Das Auricher Schloss wurde in den 1850er Jahren erbaut. Foto: Jürgens
Das Auricher Schloss wurde in den 1850er Jahren erbaut. Foto: Jürgens

Abgesehen von zwei Dampfmaschinen betriebenen Papierfabriken um 1846 in Aurich und ab 1867 in Emden sowie einem 1861 in Emden eröffneten Gaswerk war von den technischen Umwälzungen der industriellen Revolution fast nichts zu spüren. Bis 1844 existierte in der Landdrostei Aurich eine einzige Chausseestraße, die über Oldenburg, Delmenhorst und Bremen nach Hannover führte. Erst ab 1848 gab es ähnlich vernünftig ausgebaute Verbindungen nach Norden, Emden, Leer und Wittmund sowie Jever und Papenburg. Vom Aufkommen der Eisenbahn profitierte lediglich der Südwesten der Region. 1854 wurde die Linie Emden-Leer-Papenburg eröffnet. 1856 erfolgte über die Verlängerung nach Lingen der Anschluss an die staatliche Westbahn. Angesichts der katastrophalen Infrastruktur und fehlender Jobperspektiven suchten viele Ostfriesen das Weite. Die Auswanderungswelle nach Amerika erreichte in den Jahren um 1850 einen vorläufigen Höhepunkt. Nichtsdestotrotz stieg die Zahl der Einwohner in der Landdrostei Aurich von 142.000 im Jahr 1823 bis 1865 auf 194.000. Das war ein Zuwachs von immerhin 37 Prozent.

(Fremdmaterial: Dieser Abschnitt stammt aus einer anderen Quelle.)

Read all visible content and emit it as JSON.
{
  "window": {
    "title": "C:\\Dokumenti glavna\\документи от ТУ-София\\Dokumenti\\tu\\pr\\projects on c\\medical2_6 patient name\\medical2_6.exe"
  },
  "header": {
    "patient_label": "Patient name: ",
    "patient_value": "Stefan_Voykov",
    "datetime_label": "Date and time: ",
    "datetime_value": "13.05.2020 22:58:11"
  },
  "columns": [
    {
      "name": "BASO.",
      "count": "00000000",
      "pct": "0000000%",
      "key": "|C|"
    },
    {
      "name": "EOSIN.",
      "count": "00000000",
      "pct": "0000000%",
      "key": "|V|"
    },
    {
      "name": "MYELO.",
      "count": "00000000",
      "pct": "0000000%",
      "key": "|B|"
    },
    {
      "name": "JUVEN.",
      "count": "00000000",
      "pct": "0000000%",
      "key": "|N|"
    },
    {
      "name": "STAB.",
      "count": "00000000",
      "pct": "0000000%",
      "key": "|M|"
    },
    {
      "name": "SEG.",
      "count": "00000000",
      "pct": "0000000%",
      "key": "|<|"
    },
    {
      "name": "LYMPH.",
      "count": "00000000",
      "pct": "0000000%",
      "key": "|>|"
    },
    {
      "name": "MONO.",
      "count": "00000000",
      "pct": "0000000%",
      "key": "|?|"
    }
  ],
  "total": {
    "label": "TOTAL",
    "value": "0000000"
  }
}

Des Königs Spuren in Ostfriesland

Für König Georg V. gehörten Reisen nach Ostfriesland bis 1865 zum Pflichtprogramm, wobei es ihm ein Ort besonders angetan hatte: die Insel Norderney, die er selber gerne als „die Perle in meiner Krone“ bezeichnete. Da er schon in jungen Jahren nahezu blind war, konnte er das Meer nur hören und die gesunde Nordseeluft nur riechen. Außer dem obligatorischen Hofstaat folgten dem König etliche gut betuchte Bürger, die in seiner Nähe sein wollten. Davon profitierte der ostfriesische Fremdenverkehr generell. Wer bescheidenere Quartiere als jene rund um das teure Königsbad suchte, konnte auf die anderen Inseln oder die Küstenregion ausweichen. Markante bauliche Veränderungen auf Norderney wären ohne die Anwesenheit des Königs vermutlich nie in solchem Ausmaß realisiert worden.

Auch das Auricher Stadtbild hat die Hannoveraner Zeit nachhaltig geprägt. Als das Schloss saniert werden sollte, entpuppten sich die alten Gemäuer als dermaßen marode, dass „es nicht zu begreifen ist, wie ein Einsturz des Gebäudes bis jetzt nicht erfolgt ist“, so der zuständige Landbaurat in einem Brief vom Mai 1851 an den König. „Ferner hat sich auch jetzt der südwestliche Turm so schadhaft gezeigt, dass das obere Mauerwerk schon 20 Fuß hat abgenommen werden müssen, und [es] ist zu befürchten, dass hier noch mehr abgebrochen werden muss.“

Letztendlich blieben tatsächlich bloß die Fundamente und ein paar Grundmauern erhalten. Drumherum entstand innerhalb von rund fünf Jahren ein in sechs zum Teil parallel laufenden Abschnitten errichteter Neubau, in dem sich heute das Auricher Landgericht und das Niedersächsische Landesamt für Bezüge und Versorgung befinden.